Er hatte den Tiefpunkt überwunden und war wieder gesund. Natürlich hatte ihn Omi entdeckt, denn so ganz ungesehen konnte er auch nicht rein- und rausgehen. Doch ihr war das recht. Strolchi war sowieso sehr wählerisch mit dem Essen. An gewissen Tagen wollte sie nur dieses, dann wieder jenes Essen. Es blieb immer viel Futter stehen. Omi war froh, dass sie es nicht wegwerfen musste und damit einem anderen Tier eine Freude bereiten konnte. Von Omi bekam er auch seinen Namen "Trovi", eine Ableitung vom italienischen "trovato" (gefunden).

Als es wieder kühler wurde, blieb Trovi drinnen. Es war ihm viel zu kalt draussen. Er hatte sich schon lange mit Omi angefreundet und schmuste stundenlang mit seinem neuen Frauchen. Hier war es ganz anders als dort, wo er bis jetzt gewohnt hatte. Hier freute man sich über den schwarz-weissen Kater und verwöhnte ihn nach allen Künsten. Auch die Nachbarskinder kamen jeden Tag vorbei und spielten mit ihm. Nachts legte er sich auf Omis Bett, was sie übrigens überhaupt nicht schätzte, und schnurrte ihr ins Ohr. Das war ein Leben, fast wie im Paradies.

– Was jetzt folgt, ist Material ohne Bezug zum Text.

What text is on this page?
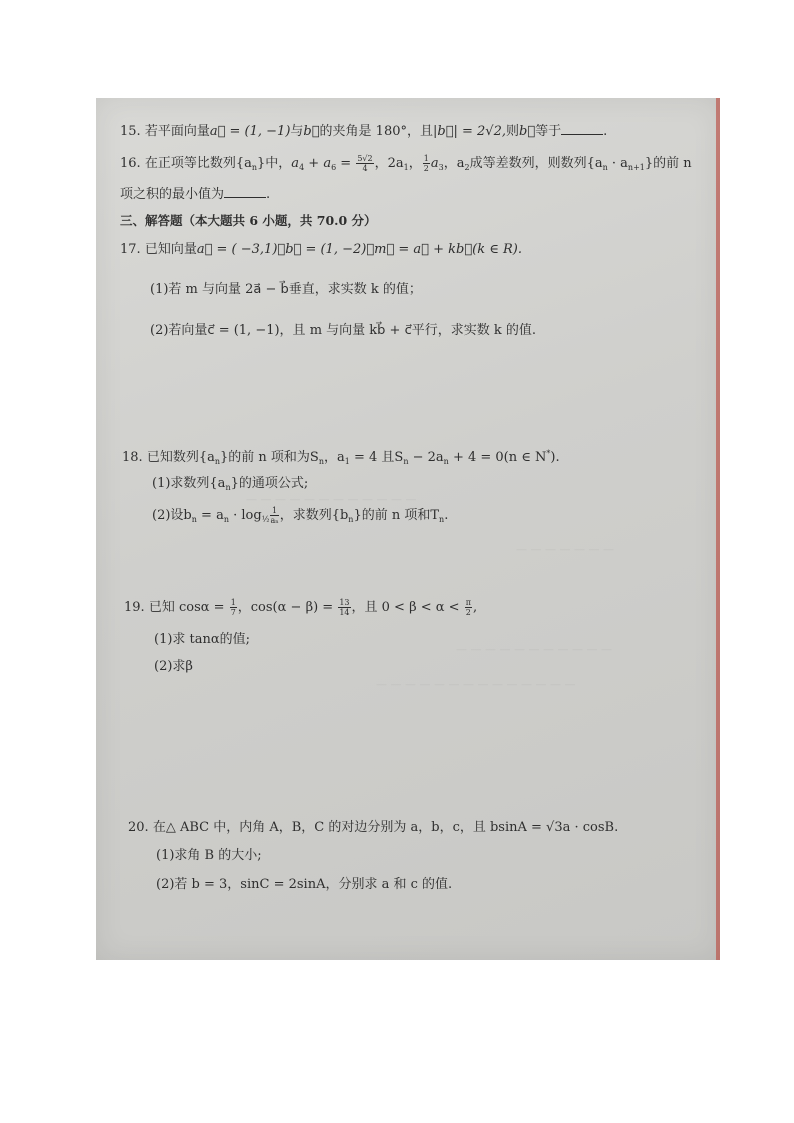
— — — — — — — — — — — —
— — — — — — —
— — — — — — — — — — —
— — — — — — — — — — — — — —
15. 若平面向量a⃗ = (1, −1)与b⃗的夹角是 180°，且|b⃗| = 2√2,则b⃗等于	.
16. 在正项等比数列$\{a_n\}$中，$a_4 + a_6 = \frac{5√2}{4}$ ，$2a_1$， $\frac{1}{2} a_3$，$a_2$成等差数列，则数列$\{a_n \cdot a_{n+1}\}$的前 n
项之积的最小值为	.
三、解答题（本大题共 6 小题，共 70.0 分）
17. 已知向量a⃗ = ( −3,1)，b⃗ = (1, −2)，m⃗ = a⃗ + kb⃗(k ∈ R).
(1)若 m 与向量 2a⃗ − b⃗垂直，求实数 k 的值；
(2)若向量c⃗ = (1, −1)，且 m 与向量 kb⃗ + c⃗平行，求实数 k 的值.
18. 已知数列$\{a_n\}$的前 n 项和为$S_n$，$a_1 = 4$ 且$S_n - 2a_n + 4 = 0(n$ ∈ N*).
(1)求数列$\{a_n\}$的通项公式;
(2)设$b_n = a_n \cdot \log_{\frac{1}{2}} \frac{1}{\text{aₙ}}$ ，求数列$\{b_n\}$的前 n 项和$T_n$.
19. 已知 $\cos\alpha = \frac{1}{7}$ ，$\cos(\alpha - \beta) = \frac{13}{14}$ ，且 $0 < \beta < \alpha < \frac{\pi}{2}$ ,
(1)求 tanα的值;
(2)求β
20. 在△ ABC 中，内角 A，B，C 的对边分别为 a，b，c，且 bsinA = √3a · cosB.
(1)求角 B 的大小;
(2)若 b = 3，sinC = 2sinA，分别求 a 和 c 的值.
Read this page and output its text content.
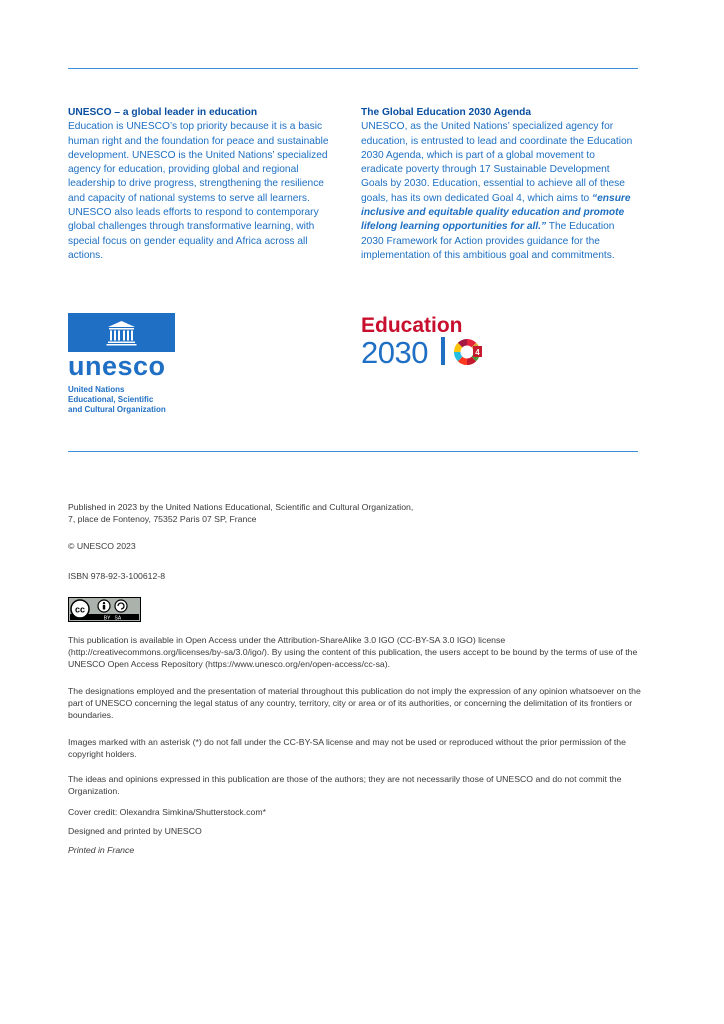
UNESCO – a global leader in education

Education is UNESCO’s top priority because it is a basic human right and the foundation for peace and sustainable development. UNESCO is the United Nations’ specialized agency for education, providing global and regional leadership to drive progress, strengthening the resilience and capacity of national systems to serve all learners. UNESCO also leads efforts to respond to contemporary global challenges through transformative learning, with special focus on gender equality and Africa across all actions.

The Global Education 2030 Agenda

UNESCO, as the United Nations’ specialized agency for education, is entrusted to lead and coordinate the Education 2030 Agenda, which is part of a global movement to eradicate poverty through 17 Sustainable Development Goals by 2030. Education, essential to achieve all of these goals, has its own dedicated Goal 4, which aims to “ensure inclusive and equitable quality education and promote lifelong learning opportunities for all.” The Education 2030 Framework for Action provides guidance for the implementation of this ambitious goal and commitments.

unesco
United Nations
Educational, Scientific
and Cultural Organization
Education
2030	4

Published in 2023 by the United Nations Educational, Scientific and Cultural Organization,

7, place de Fontenoy, 75352 Paris 07 SP, France

© UNESCO 2023
ISBN 978-92-3-100612-8
cc
BY   SA
This publication is available in Open Access under the Attribution-ShareAlike 3.0 IGO (CC-BY-SA 3.0 IGO) license (http://creativecommons.org/licenses/by-sa/3.0/igo/). By using the content of this publication, the users accept to be bound by the terms of use of the UNESCO Open Access Repository (https://www.unesco.org/en/open-access/cc-sa).
The designations employed and the presentation of material throughout this publication do not imply the expression of any opinion whatsoever on the part of UNESCO concerning the legal status of any country, territory, city or area or of its authorities, or concerning the delimitation of its frontiers or boundaries.
Images marked with an asterisk (*) do not fall under the CC-BY-SA license and may not be used or reproduced without the prior permission of the copyright holders.
The ideas and opinions expressed in this publication are those of the authors; they are not necessarily those of UNESCO and do not commit the Organization.
Cover credit: Olexandra Simkina/Shutterstock.com*
Designed and printed by UNESCO
Printed in France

Manchmal dachte Trovi noch an die Katzengruppe, dank der er diesen schönen Ort gefunden hatte. Was war wohl aus ihr geworden? Hatte sie ihr Daheim gefunden? Er jedenfalls hatte den Ort seiner Träume gefunden. Hier wollte er bleiben.
Trovi lebte fast zwei Jahre mit Gipsy und Omi zusammen. Auch wenn die alte Dame es vor dritten nicht zugeben wollte, liebte sie ihn über alles. Er war ihr so ans Herz gewachsen. Wenn sie auf dem Sofa sass und strickte, legte er sich dicht an sie. Noch nie hatte sie eine Katze gehabt, die derart verschmust war. Seit ihr Mann gestorben war, lebte sie hier ganz allein. Zwar wohnte ihr Sohn mit seiner Familie im Haus nebenan, doch nachts war sie halt trotzdem allein. Dann freute sie sich darüber, dass sie einen so treuen Freund wie Trovi bei sich haben durfte.

Noch bevor der nächste Frühling kam, wurde Trovi schwer krank. Sein Fell wurde struppig und er wollte nichts mehr fressen. Er verweigerte auch das leckerste Futter, das ihm Omi vorsetzte. Sie wusste sich keinen Rat. Ihre Tochter brachte ihn zum Tierarzt. Was erst nach einer harmlosen Grippe aussah, entpuppte sich als Seuche FIP. Trovi hatte sich einen tödlichen Virus eingefangen, gegen den es kein Medikament gab. Alle hofften natürlich, dass Trovi wieder gesund würde. Er bekam magenschonende Kost und Aufbaupräparate. Auch versuchte man, ihm das Fressen mit einer Spritze ins Maul einzugeben. Doch Trovi war viel zu krank, als dass er noch etwas hätte fressen können. Er war nur noch Haut und Knochen und zum Umfallen müde. Er spürte ganz genau, dass seine Zeit gekommen war, um Abschied zu nehmen. Er legte sich nochmals zu Omi und schnurrte ihr ein langes Dankeschön ins Ohr. Was wäre nur aus ihm geworden, wenn er seine Omi nicht gehabt hätte? An diesem Tag ging er in Gedanken nochmals sein Leben durch. Wie schlimm es doch angefangen und wie schön geendet hatte. Er dachte auch an die Katzengruppe, mit der er eine Zeit lang mitmarschiert war. Was war wohl aus ihr geworden? Noch während er in Gedanken bei ihr war, fiel er in einen tiefen Schlaf. Sanft verliess er diese Welt und glitt hinüber in den Katzenhimmel.